On 10 November 2024, five soldiers of the IRGC were killed in an ambush. The militants attacked a watchtower in Sirkan area of Saravan near the Iranian-Pakistani border on Sunday evening, killing five members of the IRGC's Basij paramilitary forces, Mansour Bijar, the governor-general of Sistan-Baluchistan, told the state-run television.

===2025===
On 22 August 2025, five police officers were killed in an ambush when two vehicles, a Hilux and an IKCO Samand, were travelling in the Daman area of Iranshahr County. Armed individuals opened fire on the vehicles, causing them to stop; following a brief exchange of gunfire, the armed individuals stole weapons belonging to the security forces. Eyewitnesses said that more casualties occurred, and a major number of security reinforcements flooded roads around the county.

==Losses==
On 29 September 2018, Iranian authorities announced that they have killed four and injured two fighters belonging to Jaysh al-Adl in an ambush in Saravan. According to the authorities, the dead included group's second-in-command, Hashem Nokri.

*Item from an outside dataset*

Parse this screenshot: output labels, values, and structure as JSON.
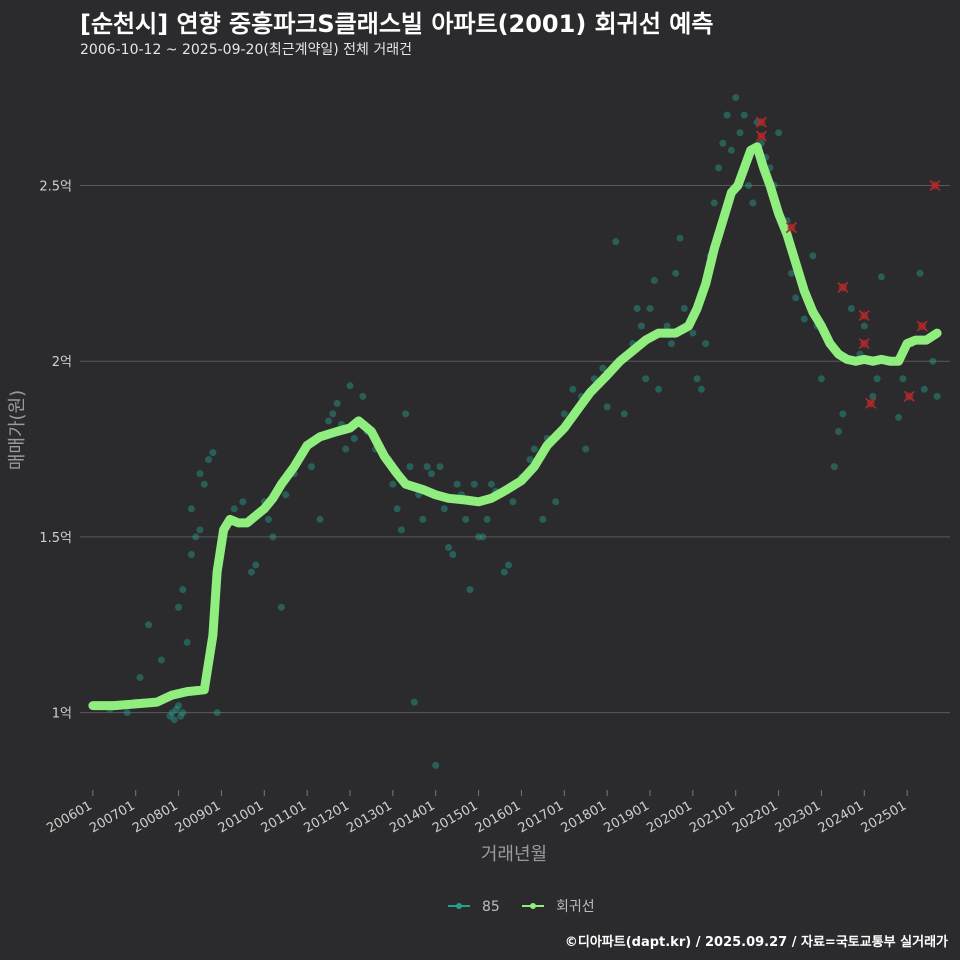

On 26 December 2020, Iranian authorities hanged Abdulhamid Mir Baluchzehi on charges of killing two Iranian Revolutionary Guards in 2015. According to Iranian authorities, Mir Baluchzehi was a principal member of Jaysh al-Adl.

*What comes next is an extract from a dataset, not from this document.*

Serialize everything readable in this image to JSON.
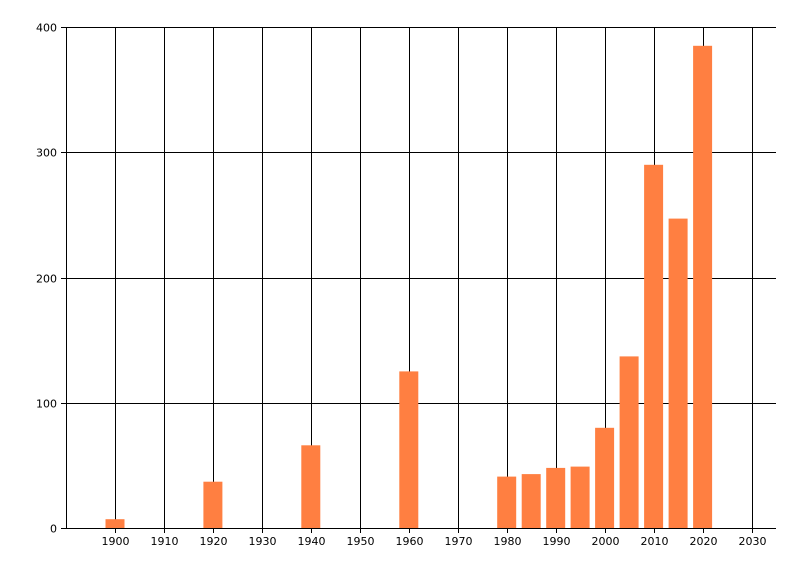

On 3 January 2021, Hassan Dehvari and Elias Qalandarzehi were hanged by Iranian authorities on charges of abduction, bombing, murder of security forces and civilians, and of working with the extremist Jaysh al-Adl. The pair were arrested by Iranian authorities in April 2014.

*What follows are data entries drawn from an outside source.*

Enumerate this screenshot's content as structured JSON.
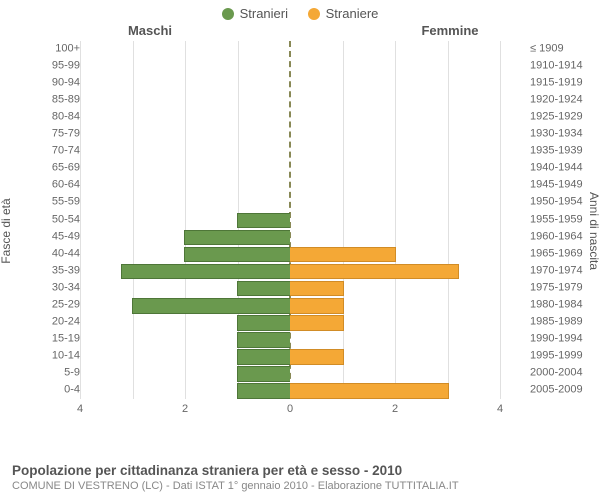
{
  "legend": {
    "male": "Stranieri",
    "female": "Straniere"
  },
  "headers": {
    "left": "Maschi",
    "right": "Femmine"
  },
  "axis": {
    "left_title": "Fasce di età",
    "right_title": "Anni di nascita",
    "xmax": 4,
    "xticks": [
      4,
      2,
      0,
      2,
      4
    ]
  },
  "colors": {
    "male_fill": "#6a994e",
    "male_border": "#4e7638",
    "female_fill": "#f4a836",
    "female_border": "#d18c26",
    "grid": "#e0e0e0",
    "center_line": "#888855",
    "bg": "#ffffff",
    "text": "#555555"
  },
  "rows": [
    {
      "age": "100+",
      "birth": "≤ 1909",
      "m": 0,
      "f": 0
    },
    {
      "age": "95-99",
      "birth": "1910-1914",
      "m": 0,
      "f": 0
    },
    {
      "age": "90-94",
      "birth": "1915-1919",
      "m": 0,
      "f": 0
    },
    {
      "age": "85-89",
      "birth": "1920-1924",
      "m": 0,
      "f": 0
    },
    {
      "age": "80-84",
      "birth": "1925-1929",
      "m": 0,
      "f": 0
    },
    {
      "age": "75-79",
      "birth": "1930-1934",
      "m": 0,
      "f": 0
    },
    {
      "age": "70-74",
      "birth": "1935-1939",
      "m": 0,
      "f": 0
    },
    {
      "age": "65-69",
      "birth": "1940-1944",
      "m": 0,
      "f": 0
    },
    {
      "age": "60-64",
      "birth": "1945-1949",
      "m": 0,
      "f": 0
    },
    {
      "age": "55-59",
      "birth": "1950-1954",
      "m": 0,
      "f": 0
    },
    {
      "age": "50-54",
      "birth": "1955-1959",
      "m": 1,
      "f": 0
    },
    {
      "age": "45-49",
      "birth": "1960-1964",
      "m": 2,
      "f": 0
    },
    {
      "age": "40-44",
      "birth": "1965-1969",
      "m": 2,
      "f": 2
    },
    {
      "age": "35-39",
      "birth": "1970-1974",
      "m": 3.2,
      "f": 3.2
    },
    {
      "age": "30-34",
      "birth": "1975-1979",
      "m": 1,
      "f": 1
    },
    {
      "age": "25-29",
      "birth": "1980-1984",
      "m": 3,
      "f": 1
    },
    {
      "age": "20-24",
      "birth": "1985-1989",
      "m": 1,
      "f": 1
    },
    {
      "age": "15-19",
      "birth": "1990-1994",
      "m": 1,
      "f": 0
    },
    {
      "age": "10-14",
      "birth": "1995-1999",
      "m": 1,
      "f": 1
    },
    {
      "age": "5-9",
      "birth": "2000-2004",
      "m": 1,
      "f": 0
    },
    {
      "age": "0-4",
      "birth": "2005-2009",
      "m": 1,
      "f": 3
    }
  ],
  "footer": {
    "title": "Popolazione per cittadinanza straniera per età e sesso - 2010",
    "subtitle": "COMUNE DI VESTRENO (LC) - Dati ISTAT 1° gennaio 2010 - Elaborazione TUTTITALIA.IT"
  }
}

On 30 January 2021, Iran hanged Javid Dehghan, the former leader of Jaysh al-Adl, for the murder of two Islamic Revolutionary Guard Corps (IRGC) members in Sistan and Baluchestan Province.

On 10 August 2021, Tasnim News Agency reported that a clash took place between Taliban and Jaysh al-Adl in Afghanistan. Amir Naroui along with a leader of the Taher Shahouzi group and five Taliban fighters were killed in the clash. Amir Naroui was a prominent leader of Jaysh al-Adl and the brother of Salahuddin Farooqui.

On 16 January 2024, Iran claimed to have targeted Jaysh al-Adl's headquarters with ballistic missiles and drones in Pakistan's restive southwestern Baluchistan province. Pakistan condemned Iran for launching airstrikes that Tehran claimed targeted bases for a militant group. Islamabad angrily denounced the attack as a "blatant violation" of its airspace and said it killed two children. Two days later, Pakistan carried out strikes on separatist targets in Iran. Pakistani foreign ministry said hideouts used by BLA and BLF were successfully struck in the operation.

On 5 November 2024, a joint operation between Pakistan and Iran killed 12 militants, including Salahuddin Farooqui, the group's leader. The second and third in command were also among the dead.

On 8 November 2024, Iran's Revolutionary Guards (IRGC) intensified crackdown in Sistan and Balochistan, killing more militants of Jaysh al-Adl.

On 27 August 2025, the IRGC announced that they launched a joint intelligence based counterterrorism operation with police in the Sistan and Baluchestan following an 22 August ambush on police in which five officers were killed by Jaysh al-Adl, According to the statement, 13 militants belonging to Jaysh al-Adl were killed in clashes and a number of others arrested.

== Merger ==
In December 2025, Jaysh al-Adl, Nasr Movement, Pada Baloch Movement, Muhammad Rasul Allah Group and other militias announced the formation of a single united organization called the "People's Fighters Front" (PFF), or Jabheh-yi Mubarizin-i Mardumi (JMM in Balochi and Persian).